Justin Kim 저스틴 킴


61 West 9th St, New York NY
Born in Hartford, CT, Justin Kim received a B.A. from Yale and an MFA from the American University in Washington, D.C. He is currently based at The Elizabeth Foundation in New York and his work is included in public and private collections including Memorial Sloan Kettering, First Fiduciary, and Deep Springs College. Recent projects include The Box, an environmental installation in the high desert of California and a public works commission for PS46 in Bayside Queens through the New York Percent for Public Art program. Mr. Kim has taught at Yale, Dartmouth, Smith College, The University of Massachusetts, and Deep Springs College in California.

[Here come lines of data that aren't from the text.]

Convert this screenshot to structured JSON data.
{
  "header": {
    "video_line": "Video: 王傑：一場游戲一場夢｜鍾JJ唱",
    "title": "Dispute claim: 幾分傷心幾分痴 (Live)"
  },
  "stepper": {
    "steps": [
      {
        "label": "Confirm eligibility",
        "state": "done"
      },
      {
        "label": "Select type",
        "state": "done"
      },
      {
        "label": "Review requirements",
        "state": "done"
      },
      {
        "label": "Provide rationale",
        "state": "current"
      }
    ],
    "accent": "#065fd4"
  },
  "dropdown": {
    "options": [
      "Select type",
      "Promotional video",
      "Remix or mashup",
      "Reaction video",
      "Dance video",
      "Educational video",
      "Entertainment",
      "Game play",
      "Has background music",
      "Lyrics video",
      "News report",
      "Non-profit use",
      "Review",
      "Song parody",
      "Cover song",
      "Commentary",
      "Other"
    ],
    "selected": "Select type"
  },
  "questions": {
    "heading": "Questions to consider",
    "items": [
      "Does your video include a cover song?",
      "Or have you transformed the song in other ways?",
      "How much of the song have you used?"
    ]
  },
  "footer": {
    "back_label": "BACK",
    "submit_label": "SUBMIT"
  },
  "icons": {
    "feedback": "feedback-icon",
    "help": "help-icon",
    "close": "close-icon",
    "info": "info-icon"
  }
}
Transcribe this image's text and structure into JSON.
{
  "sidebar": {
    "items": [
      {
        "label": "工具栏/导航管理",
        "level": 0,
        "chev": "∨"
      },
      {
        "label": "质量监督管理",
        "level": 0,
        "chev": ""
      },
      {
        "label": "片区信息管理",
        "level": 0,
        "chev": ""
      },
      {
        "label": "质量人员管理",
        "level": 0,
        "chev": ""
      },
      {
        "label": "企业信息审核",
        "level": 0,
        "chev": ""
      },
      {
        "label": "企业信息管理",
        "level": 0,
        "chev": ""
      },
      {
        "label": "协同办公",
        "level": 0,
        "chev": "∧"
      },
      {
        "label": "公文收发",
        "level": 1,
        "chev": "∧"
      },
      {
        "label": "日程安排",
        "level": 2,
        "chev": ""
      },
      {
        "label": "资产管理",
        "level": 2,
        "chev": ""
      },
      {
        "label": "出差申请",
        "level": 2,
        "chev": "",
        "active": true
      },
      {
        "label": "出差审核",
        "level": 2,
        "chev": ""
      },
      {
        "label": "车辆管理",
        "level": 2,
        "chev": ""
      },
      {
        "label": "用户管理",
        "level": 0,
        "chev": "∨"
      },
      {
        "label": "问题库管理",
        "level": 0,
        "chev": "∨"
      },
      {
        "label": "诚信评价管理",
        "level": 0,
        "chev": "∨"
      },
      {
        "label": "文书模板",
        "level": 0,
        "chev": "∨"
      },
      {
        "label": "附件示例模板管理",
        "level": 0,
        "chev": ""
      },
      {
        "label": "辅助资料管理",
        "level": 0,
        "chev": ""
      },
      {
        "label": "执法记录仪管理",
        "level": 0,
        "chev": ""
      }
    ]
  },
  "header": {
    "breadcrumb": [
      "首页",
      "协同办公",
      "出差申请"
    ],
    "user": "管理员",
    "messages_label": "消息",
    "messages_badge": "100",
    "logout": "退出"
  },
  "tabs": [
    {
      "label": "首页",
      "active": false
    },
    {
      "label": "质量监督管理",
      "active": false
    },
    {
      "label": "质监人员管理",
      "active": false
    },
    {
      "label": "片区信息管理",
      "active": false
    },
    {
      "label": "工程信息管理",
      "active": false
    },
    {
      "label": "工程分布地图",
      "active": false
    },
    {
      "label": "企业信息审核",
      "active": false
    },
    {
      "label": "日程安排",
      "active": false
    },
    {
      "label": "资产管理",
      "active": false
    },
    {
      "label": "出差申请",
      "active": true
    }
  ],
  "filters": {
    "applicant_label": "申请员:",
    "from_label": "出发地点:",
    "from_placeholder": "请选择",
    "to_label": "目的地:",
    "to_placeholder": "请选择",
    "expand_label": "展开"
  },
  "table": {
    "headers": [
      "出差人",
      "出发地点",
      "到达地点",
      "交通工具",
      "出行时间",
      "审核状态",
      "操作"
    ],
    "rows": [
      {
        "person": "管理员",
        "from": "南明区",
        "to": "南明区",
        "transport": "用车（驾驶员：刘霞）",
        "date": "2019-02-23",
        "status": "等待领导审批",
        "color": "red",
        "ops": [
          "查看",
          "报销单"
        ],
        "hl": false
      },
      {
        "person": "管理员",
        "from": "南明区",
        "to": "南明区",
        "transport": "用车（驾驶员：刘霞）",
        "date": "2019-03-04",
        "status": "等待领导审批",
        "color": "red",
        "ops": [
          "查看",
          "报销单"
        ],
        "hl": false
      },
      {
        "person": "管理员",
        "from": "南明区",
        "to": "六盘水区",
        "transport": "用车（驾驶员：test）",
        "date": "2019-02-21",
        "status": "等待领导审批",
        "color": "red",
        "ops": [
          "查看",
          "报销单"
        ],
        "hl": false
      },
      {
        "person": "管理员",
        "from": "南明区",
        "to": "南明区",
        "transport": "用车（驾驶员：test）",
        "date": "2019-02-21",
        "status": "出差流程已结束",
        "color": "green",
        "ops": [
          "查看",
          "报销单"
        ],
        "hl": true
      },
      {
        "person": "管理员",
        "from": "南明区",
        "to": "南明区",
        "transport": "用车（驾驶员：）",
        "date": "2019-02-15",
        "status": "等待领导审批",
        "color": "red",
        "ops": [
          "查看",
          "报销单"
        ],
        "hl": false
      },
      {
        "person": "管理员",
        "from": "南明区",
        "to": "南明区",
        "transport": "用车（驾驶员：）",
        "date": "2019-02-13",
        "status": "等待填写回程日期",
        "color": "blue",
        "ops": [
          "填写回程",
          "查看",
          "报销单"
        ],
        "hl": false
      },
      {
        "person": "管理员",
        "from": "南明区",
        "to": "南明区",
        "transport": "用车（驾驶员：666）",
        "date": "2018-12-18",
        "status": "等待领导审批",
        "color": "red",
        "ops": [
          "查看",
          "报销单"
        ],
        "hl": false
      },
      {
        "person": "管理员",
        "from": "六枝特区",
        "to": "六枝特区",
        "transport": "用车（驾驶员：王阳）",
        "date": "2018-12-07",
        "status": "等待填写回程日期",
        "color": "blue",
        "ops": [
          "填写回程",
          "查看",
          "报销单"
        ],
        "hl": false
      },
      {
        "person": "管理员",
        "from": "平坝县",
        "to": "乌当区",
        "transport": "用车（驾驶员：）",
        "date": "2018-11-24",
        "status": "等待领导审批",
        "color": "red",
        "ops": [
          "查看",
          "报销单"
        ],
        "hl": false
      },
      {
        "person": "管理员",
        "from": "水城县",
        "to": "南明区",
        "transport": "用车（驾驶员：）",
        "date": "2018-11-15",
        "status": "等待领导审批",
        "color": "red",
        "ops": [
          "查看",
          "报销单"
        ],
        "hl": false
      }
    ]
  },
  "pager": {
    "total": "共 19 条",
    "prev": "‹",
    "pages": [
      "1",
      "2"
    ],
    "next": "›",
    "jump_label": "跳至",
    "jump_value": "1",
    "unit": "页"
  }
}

My work explores perception and memory – specifically how the information received through each is fragmented and elusive, yet made whole through our bodies. In this way our experience of the world oscillates between dissolution and synthesis. Ultimately, I want the images to speak to a broad audience; using familiar terms to challenge our assumed relationships to the world. The subject of my work is landscape; sites and spaces that resonate on a personal, aesthetic, and emotional level. The raw materials for these include reference photos, sketches, color swatches, written descriptions – anything I can use to reassemble and reconstitute the experience. Different elements become synchronized in one image: Multiple points of view are combined. Events in the distance are pulled forward. Objects are described based on subjective importance and interest. Color is chosen by sensation and mood. My materials include water based painting and drawing media. These allow me to experiment with the descriptive means: contour, shape, wash, opacity, pattern, and so on. Forms vary within the same piece: fluid to concrete, schematic to solid, rough to refined. Disparate categories are reconciled: real vs. contrived, drawing vs. painting, ironic vs. sincere, harmonious vs. dissonant. Despite this oscillation between dissolution and synthesis, the body of the viewer is reaffirmed, absorbing fragments and knitting them into a comprehensive vision.